Support for PBKDF2 with Whirlpool Hash Function for User Imports

[dustin-heckmann]

Preflight checklist

• [X] I could not find a solution in the existing issues, docs, nor discussions.
• [X] I agree to follow this project's Code of Conduct.
• [X] I have read and am following this repository's Contribution Guidelines.
• [x] I have joined the Ory Community Slack.
• [x] I am signed up to the Ory Security Patch Newsletter.

Ory Network Project

No response

Describe your problem

Our current user management system employs PBKDF2 with Whirlpool for password hashing. As we are planning to migrate to ORY Kratos for our identity management needs, we've encountered a limitation: Kratos does not currently support the Whirlpool hash function, only various SHA functions. This discrepancy prevents us from importing our existing user passwords directly into Kratos without compromising our security standards or forcing our users to reset their passwords.

Describe your ideal solution

We would like Kratos to include support for the Whirlpool hash function in conjunction with PBKDF2 for password hashing. This addition would enable us to import our user data seamlessly, maintaining our current level of security and ensuring a smooth transition for our users.

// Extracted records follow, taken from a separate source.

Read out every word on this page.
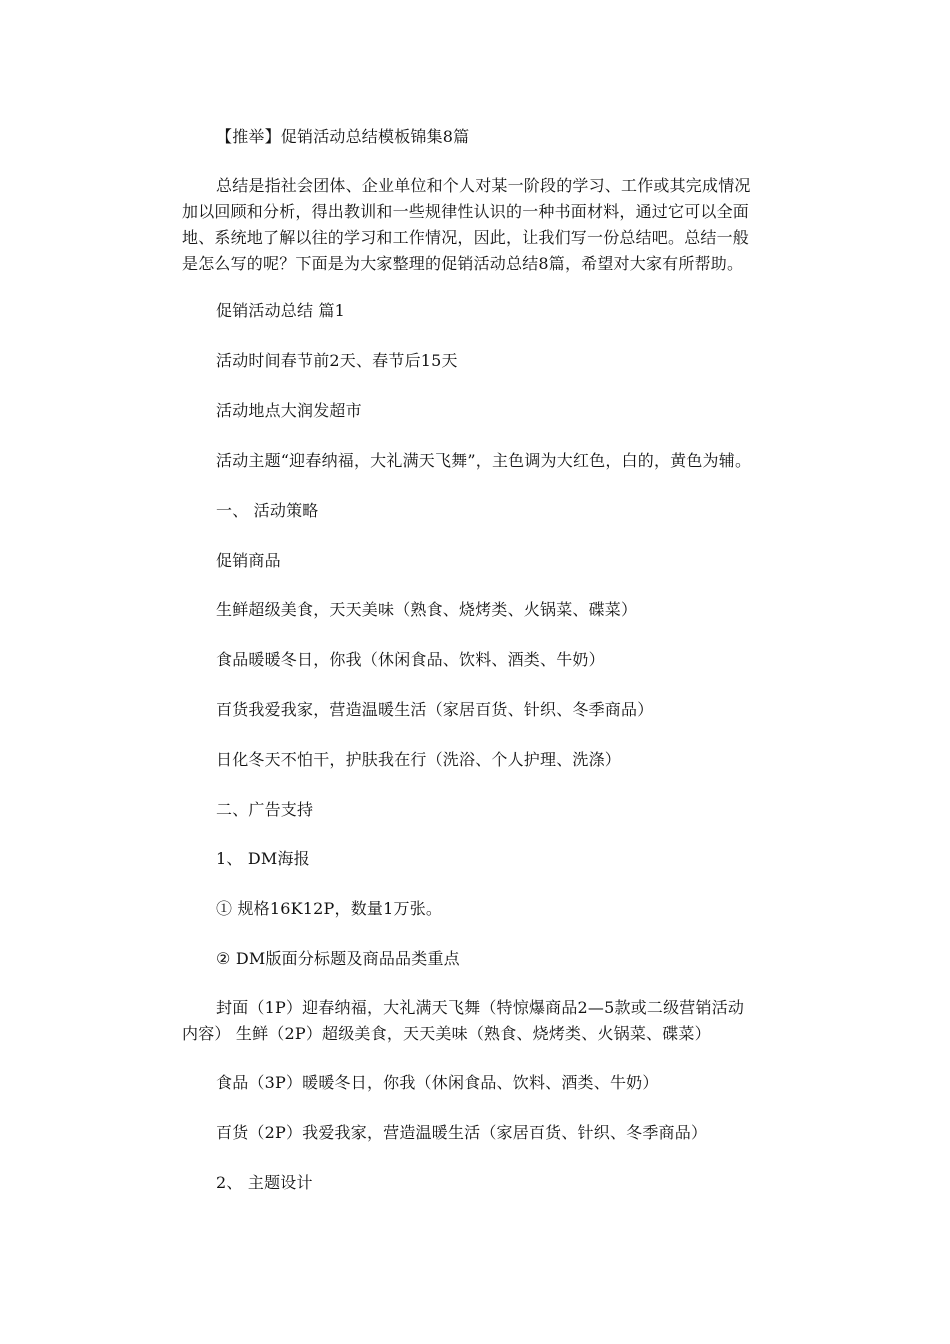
【推举】促销活动总结模板锦集8篇
总结是指社会团体、企业单位和个人对某一阶段的学习、工作或其完成情况
加以回顾和分析，得出教训和一些规律性认识的一种书面材料，通过它可以全面
地、系统地了解以往的学习和工作情况，因此，让我们写一份总结吧。总结一般
是怎么写的呢？下面是为大家整理的促销活动总结8篇，希望对大家有所帮助。
促销活动总结 篇1
活动时间春节前2天、春节后15天
活动地点大润发超市
活动主题“迎春纳福，大礼满天飞舞”，主色调为大红色，白的，黄色为辅。
一、 活动策略
促销商品
生鲜超级美食，天天美味（熟食、烧烤类、火锅菜、碟菜）
食品暖暖冬日，你我（休闲食品、饮料、酒类、牛奶）
百货我爱我家，营造温暖生活（家居百货、针织、冬季商品）
日化冬天不怕干，护肤我在行（洗浴、个人护理、洗涤）
二、广告支持
1、 DM海报
① 规格16K12P，数量1万张。
② DM版面分标题及商品品类重点
封面（1P）迎春纳福，大礼满天飞舞（特惊爆商品2—5款或二级营销活动
内容） 生鲜（2P）超级美食，天天美味（熟食、烧烤类、火锅菜、碟菜）
食品（3P）暖暖冬日，你我（休闲食品、饮料、酒类、牛奶）
百货（2P）我爱我家，营造温暖生活（家居百货、针织、冬季商品）
2、 主题设计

Workarounds or alternatives

In a "lazy migration", where we migrate users when they log in, we would have their clear passwords and could send them to Kratos. However, this wouldn't work for users that don't log in within the migration period. We will definitely need a bulk migration for the remaining users. Those users we would have to ask to assign a new password.

Version

1.0.0

Additional Context

It's worth noting that other identity management platforms, such as Auth0, support a wider range of hash functions, including Whirlpool.